Further to the subject of retrocausality, my dad, John Cramer, emailed to say:

My planned experiment has been concantated with a review of the upcoming movie "Deja Vu" in an article on MSNBC at http://www.msnbc.msn.com/id/15817394/.

Msnbc

From the article:

Over the next few years, some experiments hold out a chance of finally being able to show whether or not time can move backward as well as forward. Theoretically, at least, it might be possible for the future to influence the past, said John Cramer, a physicist at the University of Washington. He and his colleagues plan to try just such an experiment next year.

Cramer acknowledged that the concept of retro-causality doesn't seem to make sense, "but I don't understand why not."

Both Greene and Cramer know the science as well as the fiction side of the time-travel issue: Greene is the author of "The Elegant Universe," a best-selling book on string theory — but he also played a cameo role in "Frequency," a time-travel movie released in 2000, and served as a scientific consultant for "Deja Vu."

"It was a kick to be in the room with [producer] Jerry Bruckheimer and [director] Tony Scott and the writers, talking about special relativity and general relativity and wormholes," he told MSNBC.com.

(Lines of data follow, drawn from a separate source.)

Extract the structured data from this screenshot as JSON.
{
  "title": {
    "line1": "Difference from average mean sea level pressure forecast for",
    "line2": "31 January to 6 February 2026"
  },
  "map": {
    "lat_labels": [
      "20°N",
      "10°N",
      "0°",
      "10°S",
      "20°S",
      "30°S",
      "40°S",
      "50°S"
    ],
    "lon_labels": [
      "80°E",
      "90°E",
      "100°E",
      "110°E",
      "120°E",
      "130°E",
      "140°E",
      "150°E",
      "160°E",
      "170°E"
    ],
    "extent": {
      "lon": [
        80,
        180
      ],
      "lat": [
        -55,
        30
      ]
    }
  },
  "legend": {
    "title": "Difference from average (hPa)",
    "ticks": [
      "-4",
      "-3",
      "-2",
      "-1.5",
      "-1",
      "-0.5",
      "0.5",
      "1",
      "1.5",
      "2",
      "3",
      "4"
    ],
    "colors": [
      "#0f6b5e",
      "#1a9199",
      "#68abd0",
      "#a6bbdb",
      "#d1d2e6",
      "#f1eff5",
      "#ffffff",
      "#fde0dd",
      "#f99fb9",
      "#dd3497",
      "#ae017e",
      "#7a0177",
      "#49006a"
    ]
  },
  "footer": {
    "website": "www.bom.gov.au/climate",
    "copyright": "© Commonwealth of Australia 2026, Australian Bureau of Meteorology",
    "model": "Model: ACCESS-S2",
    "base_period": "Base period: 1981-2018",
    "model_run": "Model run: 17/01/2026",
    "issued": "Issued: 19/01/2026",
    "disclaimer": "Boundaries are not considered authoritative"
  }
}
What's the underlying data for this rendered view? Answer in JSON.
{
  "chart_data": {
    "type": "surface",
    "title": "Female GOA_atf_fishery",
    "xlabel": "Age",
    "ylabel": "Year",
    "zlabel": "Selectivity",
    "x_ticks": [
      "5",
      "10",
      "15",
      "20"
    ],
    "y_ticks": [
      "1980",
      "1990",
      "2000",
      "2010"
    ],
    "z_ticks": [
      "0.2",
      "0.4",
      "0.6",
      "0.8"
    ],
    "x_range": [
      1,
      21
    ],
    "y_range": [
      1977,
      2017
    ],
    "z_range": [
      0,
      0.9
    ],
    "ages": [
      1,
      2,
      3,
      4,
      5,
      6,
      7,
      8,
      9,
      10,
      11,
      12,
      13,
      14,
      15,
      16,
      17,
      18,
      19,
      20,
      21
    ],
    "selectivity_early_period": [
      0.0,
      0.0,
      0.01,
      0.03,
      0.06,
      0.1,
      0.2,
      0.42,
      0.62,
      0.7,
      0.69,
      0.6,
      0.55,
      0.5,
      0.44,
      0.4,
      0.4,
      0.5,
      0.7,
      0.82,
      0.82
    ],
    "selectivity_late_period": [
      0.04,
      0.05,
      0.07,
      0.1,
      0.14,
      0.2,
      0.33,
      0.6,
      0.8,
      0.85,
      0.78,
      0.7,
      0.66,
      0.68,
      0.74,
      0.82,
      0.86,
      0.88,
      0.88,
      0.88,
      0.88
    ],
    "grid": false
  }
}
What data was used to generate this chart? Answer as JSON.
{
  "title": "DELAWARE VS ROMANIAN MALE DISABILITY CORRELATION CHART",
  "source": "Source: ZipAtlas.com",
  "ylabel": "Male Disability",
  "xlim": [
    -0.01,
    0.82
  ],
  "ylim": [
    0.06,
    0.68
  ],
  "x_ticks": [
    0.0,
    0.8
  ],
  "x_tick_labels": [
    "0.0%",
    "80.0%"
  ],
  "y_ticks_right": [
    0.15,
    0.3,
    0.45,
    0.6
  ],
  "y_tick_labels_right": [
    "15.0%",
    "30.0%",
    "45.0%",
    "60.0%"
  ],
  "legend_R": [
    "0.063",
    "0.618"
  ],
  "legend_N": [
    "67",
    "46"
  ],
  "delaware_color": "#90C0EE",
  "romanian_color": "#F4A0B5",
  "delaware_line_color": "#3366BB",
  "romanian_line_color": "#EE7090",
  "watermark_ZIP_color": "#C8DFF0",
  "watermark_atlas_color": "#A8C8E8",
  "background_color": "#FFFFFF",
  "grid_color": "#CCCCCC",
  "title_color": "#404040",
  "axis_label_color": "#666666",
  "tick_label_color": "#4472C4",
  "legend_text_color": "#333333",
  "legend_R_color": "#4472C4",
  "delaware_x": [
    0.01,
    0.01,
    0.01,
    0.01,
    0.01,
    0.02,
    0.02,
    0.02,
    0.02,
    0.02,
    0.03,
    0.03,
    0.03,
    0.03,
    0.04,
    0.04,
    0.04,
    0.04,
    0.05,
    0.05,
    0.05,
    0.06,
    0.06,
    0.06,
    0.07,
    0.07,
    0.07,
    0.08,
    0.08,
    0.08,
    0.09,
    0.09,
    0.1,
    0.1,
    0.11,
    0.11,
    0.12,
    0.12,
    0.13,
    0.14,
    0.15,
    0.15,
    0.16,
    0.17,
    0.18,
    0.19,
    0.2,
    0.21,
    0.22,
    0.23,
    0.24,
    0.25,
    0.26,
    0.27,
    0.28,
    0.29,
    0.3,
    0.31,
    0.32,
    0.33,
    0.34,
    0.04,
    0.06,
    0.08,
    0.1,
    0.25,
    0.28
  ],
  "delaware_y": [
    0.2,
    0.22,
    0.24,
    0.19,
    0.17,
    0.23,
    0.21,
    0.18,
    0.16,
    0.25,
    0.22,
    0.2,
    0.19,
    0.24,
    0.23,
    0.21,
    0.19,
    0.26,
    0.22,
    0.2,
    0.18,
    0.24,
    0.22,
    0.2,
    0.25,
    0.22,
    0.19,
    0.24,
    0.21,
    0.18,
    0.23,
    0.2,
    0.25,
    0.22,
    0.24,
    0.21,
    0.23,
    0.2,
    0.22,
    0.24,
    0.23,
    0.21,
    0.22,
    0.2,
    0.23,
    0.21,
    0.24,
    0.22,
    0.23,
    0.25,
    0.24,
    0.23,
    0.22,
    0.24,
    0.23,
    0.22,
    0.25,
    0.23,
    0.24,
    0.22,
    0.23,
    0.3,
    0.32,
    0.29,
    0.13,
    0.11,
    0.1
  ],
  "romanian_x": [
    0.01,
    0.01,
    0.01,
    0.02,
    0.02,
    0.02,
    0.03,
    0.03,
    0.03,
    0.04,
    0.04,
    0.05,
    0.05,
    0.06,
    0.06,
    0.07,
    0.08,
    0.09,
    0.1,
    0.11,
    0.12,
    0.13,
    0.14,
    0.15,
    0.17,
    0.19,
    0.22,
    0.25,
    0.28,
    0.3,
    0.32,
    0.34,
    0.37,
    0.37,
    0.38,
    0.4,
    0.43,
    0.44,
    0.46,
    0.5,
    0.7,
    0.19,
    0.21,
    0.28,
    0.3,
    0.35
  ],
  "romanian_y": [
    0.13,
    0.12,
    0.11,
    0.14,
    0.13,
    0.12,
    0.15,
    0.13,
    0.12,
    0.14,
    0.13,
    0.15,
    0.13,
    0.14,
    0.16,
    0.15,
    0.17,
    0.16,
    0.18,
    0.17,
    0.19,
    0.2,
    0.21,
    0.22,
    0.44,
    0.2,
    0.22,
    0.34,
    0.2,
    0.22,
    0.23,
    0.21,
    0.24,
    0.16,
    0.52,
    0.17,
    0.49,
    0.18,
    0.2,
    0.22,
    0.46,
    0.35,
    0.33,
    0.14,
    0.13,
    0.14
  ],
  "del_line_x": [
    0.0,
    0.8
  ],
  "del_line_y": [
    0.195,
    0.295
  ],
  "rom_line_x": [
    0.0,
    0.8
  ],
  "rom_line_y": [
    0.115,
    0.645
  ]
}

Cramer, meanwhile, has done research into ultra-relavistic heavy-ion physics at CERN and Brookhaven National Laboratory — but he's also written two science-fiction novels and pens a regular column for Analog magazine called "The Alternate View." If his experiments show that retro-causality is a reality — that one event can determine the outcome of another event taking place 50 microseconds earlier — it could lend support to the ultimate alternate view of quantum physics.

"It opens the door to doing all kinds of really bizarre things," he said.